A number of websites use Breadcrumbs to help and improve navigation.

All websites start with one page and if you only have a handful of pages then some horizontal navigation will be fine. As the number of pages expands adding some dropdown links again might do the job. However, once the number of pages starts to increase the only form of navigation which is likely to work, and will be a viable solution to supplement the main navigational pillars is to add some breadcrumbs.

Breadcrumbs do require a degree of planning to help illustrate this concept please see Supermarkets…

Strawberries

Do Your URLS – Website Page Addresses Make Sense

URLs the domain name plus the name of the page.

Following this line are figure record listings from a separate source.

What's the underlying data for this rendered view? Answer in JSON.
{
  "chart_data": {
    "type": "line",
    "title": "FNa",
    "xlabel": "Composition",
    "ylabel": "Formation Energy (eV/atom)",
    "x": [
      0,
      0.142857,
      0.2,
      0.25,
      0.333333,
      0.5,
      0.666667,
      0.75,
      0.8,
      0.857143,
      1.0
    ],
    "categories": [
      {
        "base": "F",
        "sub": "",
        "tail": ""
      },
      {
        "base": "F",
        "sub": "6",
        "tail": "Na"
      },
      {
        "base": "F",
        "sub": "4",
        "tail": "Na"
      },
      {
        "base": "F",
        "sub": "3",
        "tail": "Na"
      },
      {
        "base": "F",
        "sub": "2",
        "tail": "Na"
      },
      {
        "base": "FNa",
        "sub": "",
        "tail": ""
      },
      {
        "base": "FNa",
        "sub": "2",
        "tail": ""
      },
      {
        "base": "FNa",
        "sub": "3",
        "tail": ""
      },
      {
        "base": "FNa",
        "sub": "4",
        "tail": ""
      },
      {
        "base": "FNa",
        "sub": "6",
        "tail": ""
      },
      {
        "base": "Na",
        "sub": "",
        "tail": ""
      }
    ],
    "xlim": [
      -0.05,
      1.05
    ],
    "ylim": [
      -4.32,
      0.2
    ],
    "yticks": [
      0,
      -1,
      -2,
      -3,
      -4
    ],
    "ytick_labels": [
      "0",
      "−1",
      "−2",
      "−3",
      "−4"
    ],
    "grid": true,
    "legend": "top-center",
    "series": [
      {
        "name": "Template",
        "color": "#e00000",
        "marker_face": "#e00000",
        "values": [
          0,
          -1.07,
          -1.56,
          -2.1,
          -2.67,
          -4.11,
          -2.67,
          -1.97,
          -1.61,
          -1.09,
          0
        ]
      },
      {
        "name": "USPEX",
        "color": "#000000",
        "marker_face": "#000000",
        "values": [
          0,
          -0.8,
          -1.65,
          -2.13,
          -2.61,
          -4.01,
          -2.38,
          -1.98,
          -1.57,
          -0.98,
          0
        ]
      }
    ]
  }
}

https://www.yourdomainame.com/?page_id=868


or

https://yourdomainname.com/fasteners/self-clinching-fasteners


Which one is most descriptive?

https://dainty-group.co.uk/?page.id=868


or

https://dainty-group.co.u.uk/tipper-hire/grab-truck-hire/


If it is easy to see where you are on a website, when the url tells you where you are, that is good. If you can understand it, so can Google, just because you went to school with the developer of the ?page.id-868 it does not follow that they will do you a good job.

Dainty Group

I spoke to a company and pointed out their URLs were not optimised. The person on the other end explained that the companies owner had gone to school with the developer more than 40-years ago and they were best buddies.


OK – I can understand that on one level, but just because you went to school with someone who runs a software business does not mean they will create you a search engine friendly website.


If the URLs are less than optimal chances are lots of other parts will not be optimised either.


For example encouraging you to have multiple websites with the same content. Duplicate content far from doubling your chances of being found will do the opposite.


Having numerous similar domain names with the same or similar content might have been a good strategy many years ago, but I would not advise that in these days.


My friend Tim built a huge website, he bought in a number of databases from various places and joined them together to create a directory covering many topics from golf courses to hotels etc across the UK. He ran Google Ads on the site and was making £2k per month in ad revenue. Tim then had the idea of doubling his revenue each month by creating a very similar site, but with a different domain name. The result was that both sites ended up on the second page of results. Far from doubling his income, Tim had massively reduced it. Revenue dropped so much he packed in both sites.


He asked me what had gone wrong?


“Duplicate content” I replied.


Does Google always detect duplicate content? It is hard to know but in my experience these days I would advise one website and make that the best it can be.


One website might also save you some money on hosting fees, SSL certificates, and such like.